Between Cross and Resurrection: A Theology of Holy Saturday – Alan Lewis

On the seventh day God rested. It’s interesting to think about how the Christian community has made the connection between the sabbath day of the Old Testament and the Lord’s day of Jesus resurrection. Not that I disagree – it makes perfect biblical and theological sense. It’s just that when we get to the Easter holiday we run smack into the Old Testament configuration of sabbath – Holy Saturday. It’s a day that goes unnoticed in the protestant tradition, which might, in the end, be the best way to commemorate it. It is the second day of Easter… the day in which nothing happens. The day in which God “rests” in the tomb. 

We’ve all experienced those moments – we know that something is going to happen, we’ve been waiting for it, planning for it, we’re in many ways ready for it, only to find ourselves in suspended time. Waiting. In these moments we become consious of time, conscious of our own historical existence, we become aware of things usually taken for granted. We wait… for the word to be spoken, for the announcement to be made, for the visitor to arrive. Often, these are painful moments, anxious moments, waiting for good news in the face of tragedy or illness. But not always – sometimes they are momenets of joy and celebration that can barely be contained.

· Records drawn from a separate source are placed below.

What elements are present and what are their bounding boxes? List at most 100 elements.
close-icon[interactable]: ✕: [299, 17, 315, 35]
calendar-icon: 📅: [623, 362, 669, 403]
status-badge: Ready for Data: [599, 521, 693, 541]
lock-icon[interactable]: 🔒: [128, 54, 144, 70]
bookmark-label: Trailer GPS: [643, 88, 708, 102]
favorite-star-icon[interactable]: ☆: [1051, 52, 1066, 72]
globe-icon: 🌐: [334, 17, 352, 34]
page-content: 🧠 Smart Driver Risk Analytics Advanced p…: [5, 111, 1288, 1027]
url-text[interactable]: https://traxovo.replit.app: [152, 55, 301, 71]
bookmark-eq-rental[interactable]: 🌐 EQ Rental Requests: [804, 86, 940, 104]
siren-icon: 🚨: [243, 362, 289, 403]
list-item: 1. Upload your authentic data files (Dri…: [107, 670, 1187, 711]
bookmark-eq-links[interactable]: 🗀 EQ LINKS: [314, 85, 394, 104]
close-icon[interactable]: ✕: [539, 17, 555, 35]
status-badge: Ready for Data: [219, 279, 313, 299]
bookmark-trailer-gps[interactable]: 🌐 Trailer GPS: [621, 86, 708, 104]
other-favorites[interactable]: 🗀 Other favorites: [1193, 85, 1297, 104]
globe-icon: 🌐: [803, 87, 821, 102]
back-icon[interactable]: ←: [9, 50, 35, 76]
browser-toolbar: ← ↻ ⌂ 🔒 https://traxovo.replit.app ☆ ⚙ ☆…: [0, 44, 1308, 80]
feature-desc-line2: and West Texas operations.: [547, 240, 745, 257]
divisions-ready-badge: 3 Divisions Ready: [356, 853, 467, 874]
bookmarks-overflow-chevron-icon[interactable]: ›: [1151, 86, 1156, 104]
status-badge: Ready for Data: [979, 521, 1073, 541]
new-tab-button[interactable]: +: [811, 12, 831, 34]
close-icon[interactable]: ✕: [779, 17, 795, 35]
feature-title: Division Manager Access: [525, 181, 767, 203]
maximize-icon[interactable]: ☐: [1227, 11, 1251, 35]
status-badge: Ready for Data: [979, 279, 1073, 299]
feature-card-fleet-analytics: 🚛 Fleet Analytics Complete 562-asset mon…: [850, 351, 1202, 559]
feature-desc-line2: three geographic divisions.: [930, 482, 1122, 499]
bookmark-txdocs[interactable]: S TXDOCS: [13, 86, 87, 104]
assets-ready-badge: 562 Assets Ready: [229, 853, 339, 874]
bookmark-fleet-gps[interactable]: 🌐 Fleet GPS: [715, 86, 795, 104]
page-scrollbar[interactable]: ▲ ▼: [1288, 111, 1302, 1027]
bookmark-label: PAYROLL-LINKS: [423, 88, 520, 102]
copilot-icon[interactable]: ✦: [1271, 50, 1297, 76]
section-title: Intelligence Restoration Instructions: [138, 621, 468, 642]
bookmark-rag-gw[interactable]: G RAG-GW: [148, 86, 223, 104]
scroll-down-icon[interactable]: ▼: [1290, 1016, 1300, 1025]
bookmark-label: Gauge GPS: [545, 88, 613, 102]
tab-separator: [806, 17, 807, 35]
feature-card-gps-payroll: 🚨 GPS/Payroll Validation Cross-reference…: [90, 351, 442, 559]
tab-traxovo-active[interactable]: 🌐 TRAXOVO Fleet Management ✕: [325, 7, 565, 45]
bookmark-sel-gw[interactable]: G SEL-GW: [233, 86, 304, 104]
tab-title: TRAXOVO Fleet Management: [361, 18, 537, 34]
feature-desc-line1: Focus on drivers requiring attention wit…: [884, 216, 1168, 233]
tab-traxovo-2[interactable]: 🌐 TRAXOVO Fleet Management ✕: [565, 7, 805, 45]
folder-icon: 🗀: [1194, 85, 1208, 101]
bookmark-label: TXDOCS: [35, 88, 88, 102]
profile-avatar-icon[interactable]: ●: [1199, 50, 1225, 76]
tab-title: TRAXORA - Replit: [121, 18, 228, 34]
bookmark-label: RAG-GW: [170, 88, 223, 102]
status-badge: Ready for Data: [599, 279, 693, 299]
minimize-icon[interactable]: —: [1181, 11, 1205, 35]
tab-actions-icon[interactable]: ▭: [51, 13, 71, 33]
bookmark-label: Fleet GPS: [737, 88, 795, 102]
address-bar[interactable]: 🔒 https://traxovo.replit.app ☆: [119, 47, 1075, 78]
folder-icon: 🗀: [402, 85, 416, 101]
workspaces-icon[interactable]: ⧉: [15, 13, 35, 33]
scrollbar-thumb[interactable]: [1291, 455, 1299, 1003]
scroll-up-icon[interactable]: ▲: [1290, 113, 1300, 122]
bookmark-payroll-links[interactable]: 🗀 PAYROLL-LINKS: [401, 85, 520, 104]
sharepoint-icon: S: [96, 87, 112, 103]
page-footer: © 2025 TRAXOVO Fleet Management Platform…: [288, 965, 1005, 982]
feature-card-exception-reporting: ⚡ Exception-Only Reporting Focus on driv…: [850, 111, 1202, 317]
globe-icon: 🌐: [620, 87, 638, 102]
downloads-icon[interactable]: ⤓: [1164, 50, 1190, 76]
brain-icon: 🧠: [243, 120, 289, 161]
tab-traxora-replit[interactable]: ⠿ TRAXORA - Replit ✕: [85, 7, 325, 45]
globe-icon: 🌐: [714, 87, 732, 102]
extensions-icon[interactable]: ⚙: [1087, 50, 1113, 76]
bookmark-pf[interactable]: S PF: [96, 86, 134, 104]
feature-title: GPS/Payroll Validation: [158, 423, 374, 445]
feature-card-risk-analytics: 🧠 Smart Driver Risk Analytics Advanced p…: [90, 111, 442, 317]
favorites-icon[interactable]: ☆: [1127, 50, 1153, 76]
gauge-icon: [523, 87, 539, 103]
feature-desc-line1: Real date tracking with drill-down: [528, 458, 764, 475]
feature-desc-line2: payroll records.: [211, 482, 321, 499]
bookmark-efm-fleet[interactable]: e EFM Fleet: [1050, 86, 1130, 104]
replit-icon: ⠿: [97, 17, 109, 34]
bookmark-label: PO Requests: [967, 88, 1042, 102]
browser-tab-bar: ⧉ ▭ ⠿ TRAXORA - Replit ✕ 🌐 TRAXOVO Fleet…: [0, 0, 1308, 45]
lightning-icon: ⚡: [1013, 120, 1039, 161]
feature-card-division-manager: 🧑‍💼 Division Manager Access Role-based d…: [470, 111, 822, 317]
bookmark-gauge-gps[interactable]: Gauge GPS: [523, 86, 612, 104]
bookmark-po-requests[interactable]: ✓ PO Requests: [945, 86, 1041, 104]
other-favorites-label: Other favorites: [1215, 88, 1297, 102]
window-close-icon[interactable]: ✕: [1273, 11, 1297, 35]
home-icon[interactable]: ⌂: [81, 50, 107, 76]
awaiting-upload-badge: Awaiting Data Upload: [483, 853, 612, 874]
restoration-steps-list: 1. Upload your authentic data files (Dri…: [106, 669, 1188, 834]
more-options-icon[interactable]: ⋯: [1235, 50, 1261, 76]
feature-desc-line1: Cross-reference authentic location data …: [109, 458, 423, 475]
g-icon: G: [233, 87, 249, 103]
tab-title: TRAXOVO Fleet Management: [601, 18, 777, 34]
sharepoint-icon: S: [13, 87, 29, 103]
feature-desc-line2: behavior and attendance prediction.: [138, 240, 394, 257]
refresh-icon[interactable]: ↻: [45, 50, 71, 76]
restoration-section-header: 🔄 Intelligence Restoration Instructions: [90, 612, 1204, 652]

On Holy Saturday we remember that our God, in Jesus Christ, has experienced such moments. The horror and tragedy of Good Friday gives way to a day of rest, a day of waiting, a day in which God experienced a moment pregnant with anticipation. Holy Saturday is the seventh day when God rested from God’s work, when God waited for the dawning of the first day of the week, or as some in the early church referred to it, the “eighth day” of creation. Holy Satuday is the pregnant momement between the death of the firstborn in Egypt and the first steps taken toward the promised land; its the inward breath that precedes the word that is spoken announcing Good News. Holy Saturday is the sabbath of God in the truest sense, a day when God enters into the human experience of anticipation, a moment pregnant with divine possibility. 

Tomorrow is Easter. The “good news” comes tomorrow. Today… we wait.